Today both survivors and former KR cadres stress the importance of genocide education for the younger generations, but limited resources significantly hinder their efforts. History teachers emphasize the need to educate children about past events in order to prevent events like the genocide from re-occuring. Education is prevention. In Kampong Tralach district Kampong Chhnang province, the hotbed of KR recruits in the early 1970s, history teachers Sok Saruon and Cum Chandara, both born after the KR regime, bemoan that the current educational curriculum covers too limited a time period. They believe that interactive forms of education can be more effective: bringing in survivors to tell their stories, having field trips to S-21 or the Killing Fields, and using visual media. Peace and reconciliation activist Man Sokkoeun, at Youth for Peace, has adopted such an approach, showing pictures and videos to the youth to raise awareness about the KR regime and draw their interests in learning about their country’s history.

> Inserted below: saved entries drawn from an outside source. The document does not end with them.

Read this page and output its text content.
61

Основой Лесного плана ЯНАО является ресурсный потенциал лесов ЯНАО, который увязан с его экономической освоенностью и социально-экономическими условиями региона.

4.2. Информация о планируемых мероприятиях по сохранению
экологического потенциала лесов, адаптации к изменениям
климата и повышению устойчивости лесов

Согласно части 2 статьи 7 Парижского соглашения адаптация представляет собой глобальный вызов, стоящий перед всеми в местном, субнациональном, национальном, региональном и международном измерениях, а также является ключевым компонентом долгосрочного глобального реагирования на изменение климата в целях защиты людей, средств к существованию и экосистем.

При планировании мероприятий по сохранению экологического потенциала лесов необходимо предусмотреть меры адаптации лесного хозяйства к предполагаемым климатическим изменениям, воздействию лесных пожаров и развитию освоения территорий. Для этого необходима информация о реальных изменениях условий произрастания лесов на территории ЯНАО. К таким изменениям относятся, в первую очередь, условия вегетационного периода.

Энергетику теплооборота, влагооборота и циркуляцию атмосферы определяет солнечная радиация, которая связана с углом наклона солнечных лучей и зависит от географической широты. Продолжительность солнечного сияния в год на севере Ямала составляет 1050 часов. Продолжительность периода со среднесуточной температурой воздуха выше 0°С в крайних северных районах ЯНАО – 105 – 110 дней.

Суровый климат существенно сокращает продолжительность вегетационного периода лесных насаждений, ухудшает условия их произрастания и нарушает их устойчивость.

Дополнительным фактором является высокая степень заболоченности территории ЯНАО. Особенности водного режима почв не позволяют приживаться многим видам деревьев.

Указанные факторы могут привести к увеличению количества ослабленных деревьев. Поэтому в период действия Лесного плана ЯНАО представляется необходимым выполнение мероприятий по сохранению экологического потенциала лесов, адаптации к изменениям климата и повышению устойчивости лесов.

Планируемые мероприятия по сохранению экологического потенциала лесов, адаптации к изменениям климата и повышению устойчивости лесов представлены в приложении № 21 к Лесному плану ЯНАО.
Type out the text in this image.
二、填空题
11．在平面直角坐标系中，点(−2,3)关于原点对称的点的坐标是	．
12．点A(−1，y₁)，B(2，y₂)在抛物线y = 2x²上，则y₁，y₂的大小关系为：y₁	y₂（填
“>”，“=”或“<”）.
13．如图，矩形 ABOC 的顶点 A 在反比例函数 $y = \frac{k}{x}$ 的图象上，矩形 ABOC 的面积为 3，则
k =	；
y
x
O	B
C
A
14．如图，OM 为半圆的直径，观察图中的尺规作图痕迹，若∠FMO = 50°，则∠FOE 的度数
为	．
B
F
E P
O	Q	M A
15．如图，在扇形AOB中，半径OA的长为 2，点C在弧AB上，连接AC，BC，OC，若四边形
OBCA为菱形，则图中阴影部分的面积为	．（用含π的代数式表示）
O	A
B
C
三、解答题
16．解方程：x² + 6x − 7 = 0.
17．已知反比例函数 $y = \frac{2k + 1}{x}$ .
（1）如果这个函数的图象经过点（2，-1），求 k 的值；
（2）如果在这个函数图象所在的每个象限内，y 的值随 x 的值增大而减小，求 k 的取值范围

While the United Nations and transnational human rights community have urged for the ending of the prosecution of the KR leadership for crimes of genocide, war crimes, and crimes against humanity, Cambodians now have the enormous task of preserving the history of the genocide and the memory of its victims for younger generations. Since 2009, the Documentation Center of Cambodia, a non-governmental organization that has documented the atrocities of the KR regime since 1995, has partnered up the Ministry of Education, Youth, and Sports of the Royal Cambodian government to work with schools to provide information and resources to educate students. For the first time in their modern history, Cambodians have begun to take ownership in not only documenting but defining their own history.